Mr Charles left Ghana for Libya in late 2005 to escape the wrath of his wife's family, who were bent on converting him to Islam from Catholicism. The feud had reached a point where his brother-in-law once turned up with a machete and carved a 10-centimetre wound on his left elbow.

"The skin was flapping off the bone. We were fighting every day," he says, staring at the wide scar that looks badly stitched.

Soon after his daughter was born, his wife, fearing for his safety, encouraged him to escape, in the hope that she and her two children - now aged four and two-and-a-half - would one day join him.

He embarked on a journey to Libya, where he trained as a driver. His wife joined him nearly two years later, but left the children with his parents because she did not feel they would be safe making the journey.
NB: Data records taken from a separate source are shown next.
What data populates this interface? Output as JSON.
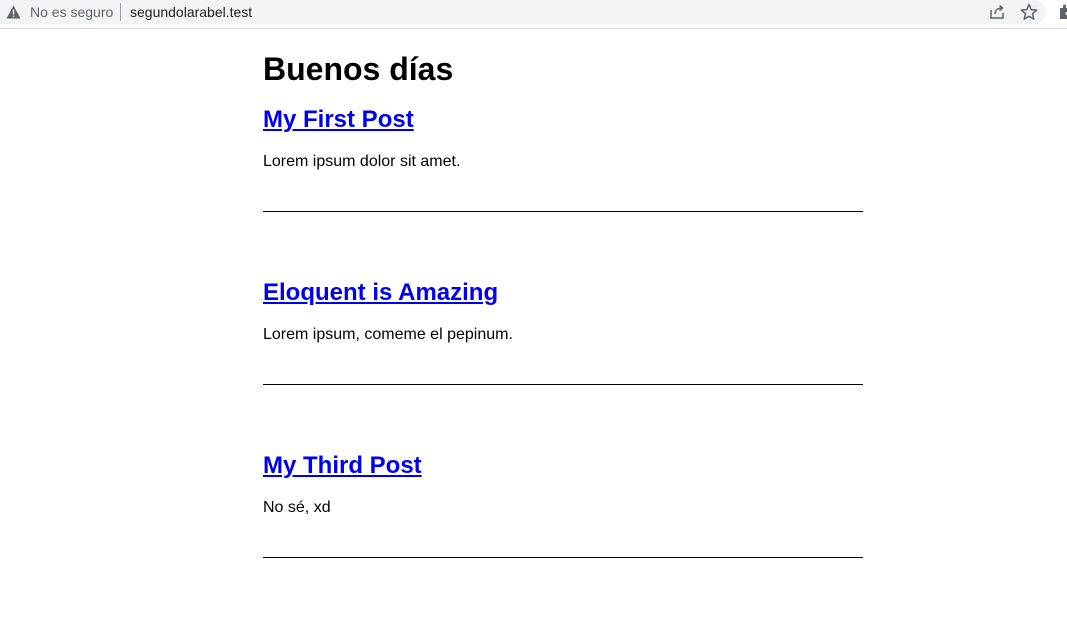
{
  "browser": {
    "security_label": "No es seguro",
    "url": "segundolarabel.test"
  },
  "page": {
    "heading": "Buenos días",
    "posts": [
      {
        "title": "My First Post",
        "excerpt": "Lorem ipsum dolor sit amet."
      },
      {
        "title": "Eloquent is Amazing",
        "excerpt": "Lorem ipsum, comeme el pepinum."
      },
      {
        "title": "My Third Post",
        "excerpt": "No sé, xd"
      }
    ]
  },
  "colors": {
    "link": "#0000ee",
    "text": "#000000"
  }
}
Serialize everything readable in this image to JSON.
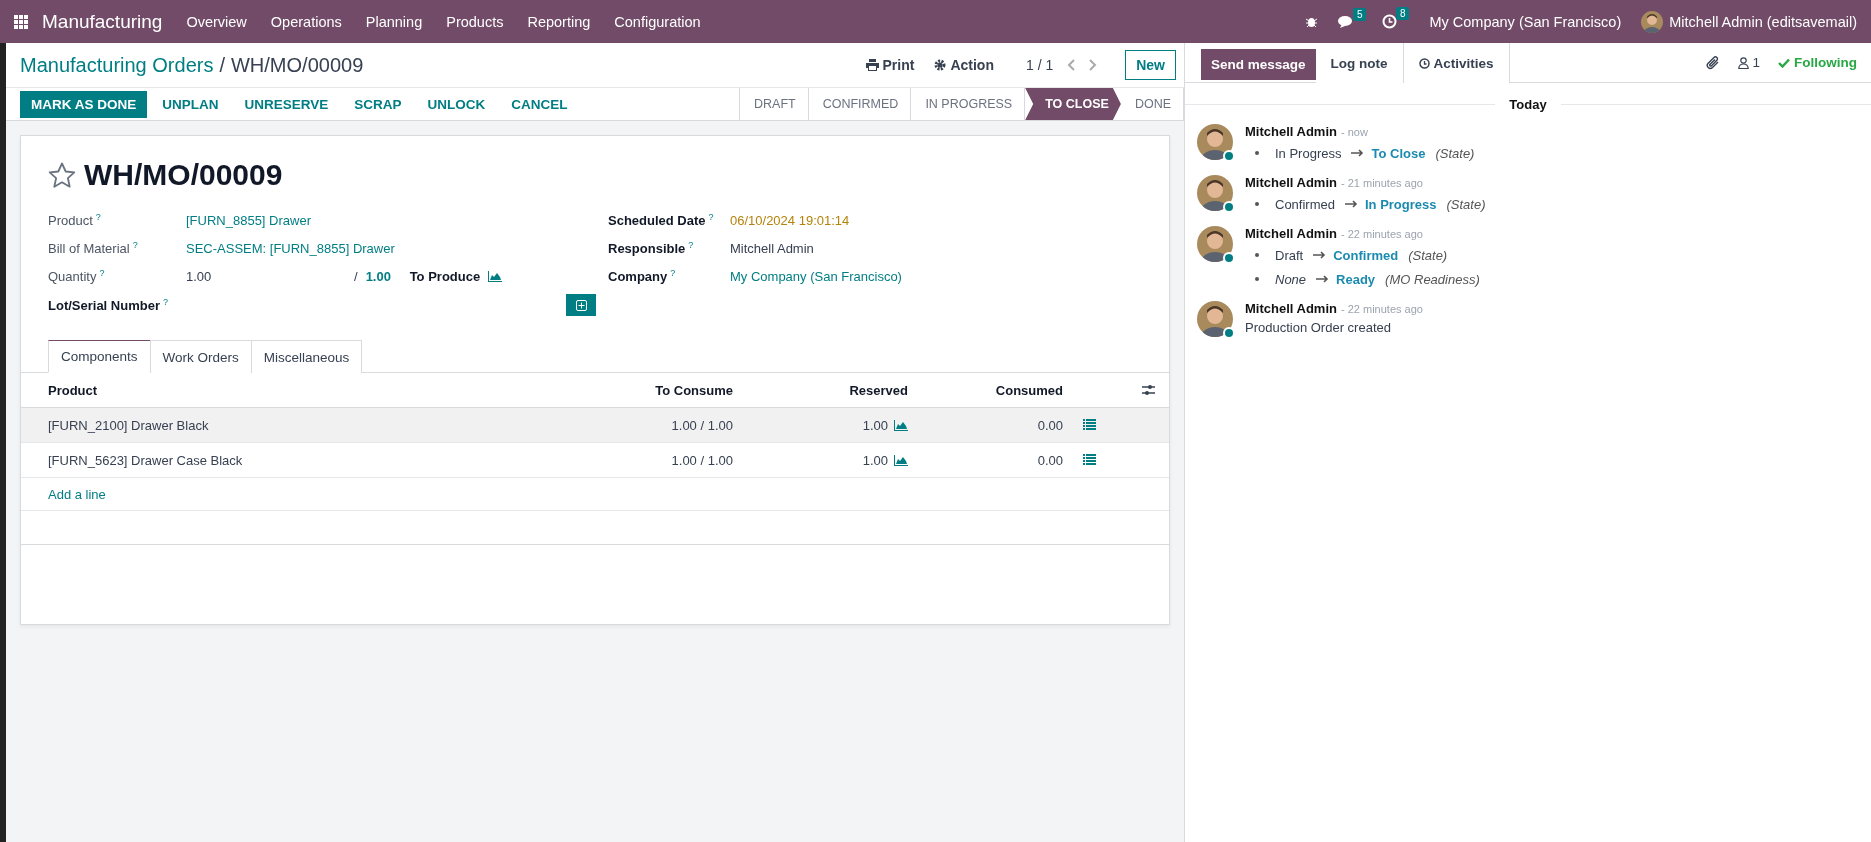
{
  "navbar": {
    "app": "Manufacturing",
    "menu": [
      "Overview",
      "Operations",
      "Planning",
      "Products",
      "Reporting",
      "Configuration"
    ],
    "messages_count": "5",
    "activities_count": "8",
    "company": "My Company (San Francisco)",
    "user": "Mitchell Admin (editsavemail)"
  },
  "breadcrumb": {
    "parent": "Manufacturing Orders",
    "separator": "/",
    "current": "WH/MO/00009"
  },
  "toolbar": {
    "print": "Print",
    "action": "Action",
    "pager": "1 / 1",
    "new": "New"
  },
  "actions": [
    {
      "label": "MARK AS DONE",
      "primary": true
    },
    {
      "label": "UNPLAN",
      "primary": false
    },
    {
      "label": "UNRESERVE",
      "primary": false
    },
    {
      "label": "SCRAP",
      "primary": false
    },
    {
      "label": "UNLOCK",
      "primary": false
    },
    {
      "label": "CANCEL",
      "primary": false
    }
  ],
  "stages": [
    {
      "label": "DRAFT",
      "selected": false
    },
    {
      "label": "CONFIRMED",
      "selected": false
    },
    {
      "label": "IN PROGRESS",
      "selected": false
    },
    {
      "label": "TO CLOSE",
      "selected": true
    },
    {
      "label": "DONE",
      "selected": false
    }
  ],
  "record": {
    "name": "WH/MO/00009",
    "starred": false
  },
  "left_fields": [
    {
      "kind": "link",
      "label": "Product",
      "help": "?",
      "value": "[FURN_8855] Drawer"
    },
    {
      "kind": "link",
      "label": "Bill of Material",
      "help": "?",
      "value": "SEC-ASSEM: [FURN_8855] Drawer"
    },
    {
      "kind": "quantity",
      "label": "Quantity",
      "help": "?",
      "value": "1.00",
      "separator": "/",
      "total": "1.00",
      "unit_label": "To Produce"
    },
    {
      "kind": "lot",
      "label": "Lot/Serial Number",
      "help": "?"
    }
  ],
  "right_fields": [
    {
      "kind": "date",
      "label": "Scheduled Date",
      "help": "?",
      "value": "06/10/2024 19:01:14"
    },
    {
      "kind": "text",
      "label": "Responsible",
      "help": "?",
      "value": "Mitchell Admin"
    },
    {
      "kind": "link",
      "label": "Company",
      "help": "?",
      "value": "My Company (San Francisco)"
    }
  ],
  "tabs": [
    {
      "label": "Components",
      "selected": true
    },
    {
      "label": "Work Orders",
      "selected": false
    },
    {
      "label": "Miscellaneous",
      "selected": false
    }
  ],
  "table": {
    "columns": [
      "Product",
      "To Consume",
      "Reserved",
      "Consumed"
    ],
    "rows": [
      {
        "product": "[FURN_2100] Drawer Black",
        "to_consume": "1.00 / 1.00",
        "reserved": "1.00",
        "consumed": "0.00",
        "selected": true
      },
      {
        "product": "[FURN_5623] Drawer Case Black",
        "to_consume": "1.00 / 1.00",
        "reserved": "1.00",
        "consumed": "0.00",
        "selected": false
      }
    ],
    "add_line": "Add a line"
  },
  "chatter": {
    "send_message": "Send message",
    "log_note": "Log note",
    "activities": "Activities",
    "followers": "1",
    "following": "Following",
    "day": "Today",
    "messages": [
      {
        "author": "Mitchell Admin",
        "time": "- now",
        "changes": [
          {
            "old": "In Progress",
            "old_empty": false,
            "new": "To Close",
            "field": "(State)"
          }
        ]
      },
      {
        "author": "Mitchell Admin",
        "time": "- 21 minutes ago",
        "changes": [
          {
            "old": "Confirmed",
            "old_empty": false,
            "new": "In Progress",
            "field": "(State)"
          }
        ]
      },
      {
        "author": "Mitchell Admin",
        "time": "- 22 minutes ago",
        "changes": [
          {
            "old": "Draft",
            "old_empty": false,
            "new": "Confirmed",
            "field": "(State)"
          },
          {
            "old": "None",
            "old_empty": true,
            "new": "Ready",
            "field": "(MO Readiness)"
          }
        ]
      },
      {
        "author": "Mitchell Admin",
        "time": "- 22 minutes ago",
        "body": "Production Order created"
      }
    ]
  }
}
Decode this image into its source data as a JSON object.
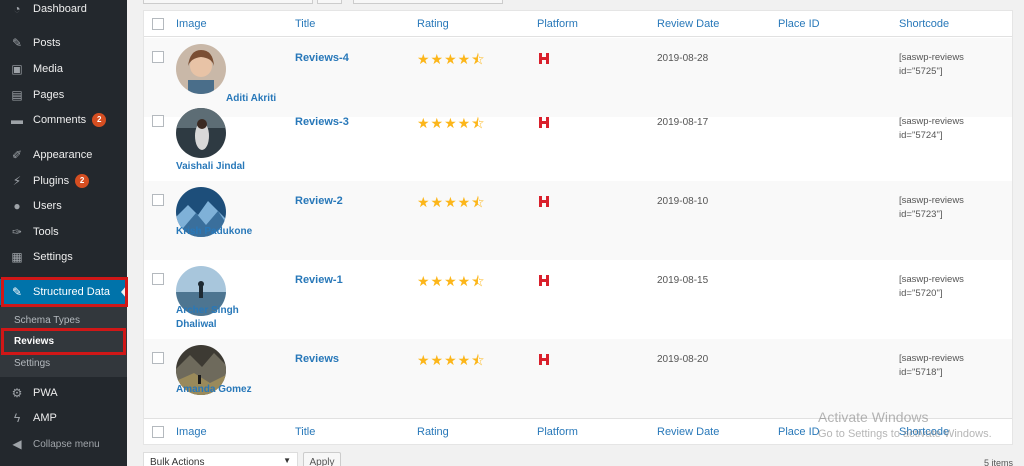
{
  "sidebar": {
    "items": [
      {
        "label": "Dashboard",
        "icon": "dashboard-icon",
        "glyph": "◔",
        "badge": ""
      },
      {
        "label": "Posts",
        "icon": "pin-icon",
        "glyph": "✎",
        "badge": ""
      },
      {
        "label": "Media",
        "icon": "media-icon",
        "glyph": "▣",
        "badge": ""
      },
      {
        "label": "Pages",
        "icon": "pages-icon",
        "glyph": "▤",
        "badge": ""
      },
      {
        "label": "Comments",
        "icon": "comment-icon",
        "glyph": "▬",
        "badge": "2"
      },
      {
        "label": "Appearance",
        "icon": "brush-icon",
        "glyph": "✐",
        "badge": ""
      },
      {
        "label": "Plugins",
        "icon": "plug-icon",
        "glyph": "⚡",
        "badge": "2"
      },
      {
        "label": "Users",
        "icon": "user-icon",
        "glyph": "●",
        "badge": ""
      },
      {
        "label": "Tools",
        "icon": "wrench-icon",
        "glyph": "✑",
        "badge": ""
      },
      {
        "label": "Settings",
        "icon": "settings-icon",
        "glyph": "▦",
        "badge": ""
      },
      {
        "label": "Structured Data",
        "icon": "pushpin-icon",
        "glyph": "✎",
        "badge": ""
      },
      {
        "label": "PWA",
        "icon": "gear-icon",
        "glyph": "⚙",
        "badge": ""
      },
      {
        "label": "AMP",
        "icon": "amp-icon",
        "glyph": "ϟ",
        "badge": ""
      },
      {
        "label": "Collapse menu",
        "icon": "collapse-icon",
        "glyph": "◀",
        "badge": ""
      }
    ],
    "submenu": [
      "Schema Types",
      "Reviews",
      "Settings"
    ]
  },
  "table": {
    "columns": [
      "Image",
      "Title",
      "Rating",
      "Platform",
      "Review Date",
      "Place ID",
      "Shortcode"
    ],
    "rows": [
      {
        "author": "Aditi Akriti",
        "title": "Reviews-4",
        "rating": 4.5,
        "stars": "★★★★⯪",
        "date": "2019-08-28",
        "place_id": "",
        "shortcode_1": "[saswp-reviews",
        "shortcode_2": "id=\"5725\"]"
      },
      {
        "author": "Vaishali Jindal",
        "title": "Reviews-3",
        "rating": 4.5,
        "stars": "★★★★⯪",
        "date": "2019-08-17",
        "place_id": "",
        "shortcode_1": "[saswp-reviews",
        "shortcode_2": "id=\"5724\"]"
      },
      {
        "author": "Krish Padukone",
        "title": "Review-2",
        "rating": 4.5,
        "stars": "★★★★⯪",
        "date": "2019-08-10",
        "place_id": "",
        "shortcode_1": "[saswp-reviews",
        "shortcode_2": "id=\"5723\"]"
      },
      {
        "author": "Archer Singh Dhaliwal",
        "title": "Review-1",
        "rating": 4.5,
        "stars": "★★★★⯪",
        "date": "2019-08-15",
        "place_id": "",
        "shortcode_1": "[saswp-reviews",
        "shortcode_2": "id=\"5720\"]"
      },
      {
        "author": "Amanda Gomez",
        "title": "Reviews",
        "rating": 4.5,
        "stars": "★★★★⯪",
        "date": "2019-08-20",
        "place_id": "",
        "shortcode_1": "[saswp-reviews",
        "shortcode_2": "id=\"5718\"]"
      }
    ]
  },
  "footer": {
    "bulk_actions": "Bulk Actions",
    "apply": "Apply",
    "items_count": "5 items"
  },
  "watermark": {
    "line1": "Activate Windows",
    "line2": "Go to Settings to activate Windows."
  },
  "colors": {
    "sidebar_bg": "#23282d",
    "active_bg": "#0073aa",
    "link": "#2878b9",
    "star": "#fcb61a",
    "badge": "#d54e21",
    "highlight": "#d01717"
  }
}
His employers were underpaying him and seeing no hope of survival in Libya he sought the advice of a friend who put him in touch with a trafficker. The price was high - $1,200 per person - but Mr Charles borrowed and scrimped and got ready for the trip on August 21.

The voyage went smoothly at first, but on Monday the dinghy started taking in water. One hour before disaster struck, Mr Charles remembers kissing his wife on the cheek to put her mind at rest.

Mr Charles believes the rubber dinghy was somehow punctured and started losing air, but then he rambles on about the evil spirits that haunted their journey.

When the immigrants were in the sea, they all clamoured to survive: "The women were screaming and people were dragging one another under the water. I held my wife's hand high, but then I lost her."

"God, help me," he says, looking up at the ceiling and wiping his tear-streaked face with his T-shirt.

Mr Charles wishes he died instead of his wife, but he tries to persuade himself that God kept him alive to take care of his children.

The man's situation is a delicate one: If he is sent back to Ghana, he believes his wife's family will kill him, especially now that his wife is dead.

"My dream is that before I die I can build a few rooms for my children. I need help, please help me," he sobs, as he hobbles out to wait for the security van to take him back to his quarters.

As he waits, the detention guard, visibly moved by the man's predicament, asks him if he would rather wait seated in the cool room. But Mr Charles shakes his head, sniffles and focuses on the horizon, afraid of what his uncertain future has in store. "My life is dangerous now," he says.